Unifying Floquet theory of longitudinal and dispersive readout
We devise a Floquet theory of longitudinal and dispersive readout in circuit QED. By studying qubits coupled to cavity photons and driven at the resonance frequency of the cavity ωr,
we establish a universal connection between the qubit AC Stark shift and the longitudinal and dispersive coupling to photons.

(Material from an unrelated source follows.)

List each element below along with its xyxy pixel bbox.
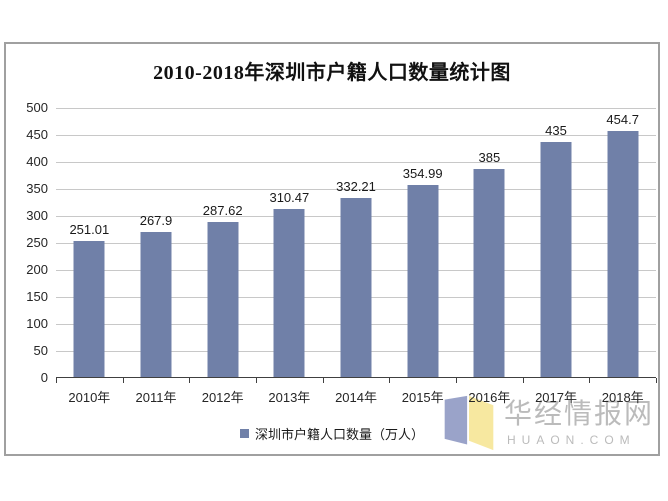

We find that the longitudinal coupling g∥ is controlled by the slope of the AC Stark shift as function of the driving strength Aq, while the dispersive shift χ depends on its curvature. The two quantities become proportional to each other in the weak drive limit (Aq→0). Our approach unifies the adiabatic limit (ωr→0) — where g∥ is generated by the static spectrum curvature (or quantum capacitance) — with the diabatic one, where the static spectrum plays no role. We derive analytical results supported by exact numerical simulations. We apply them to superconducting and spin-hybrid cQED systems, showcasing the flexibility of faster-than-dispersive longitudinal readout.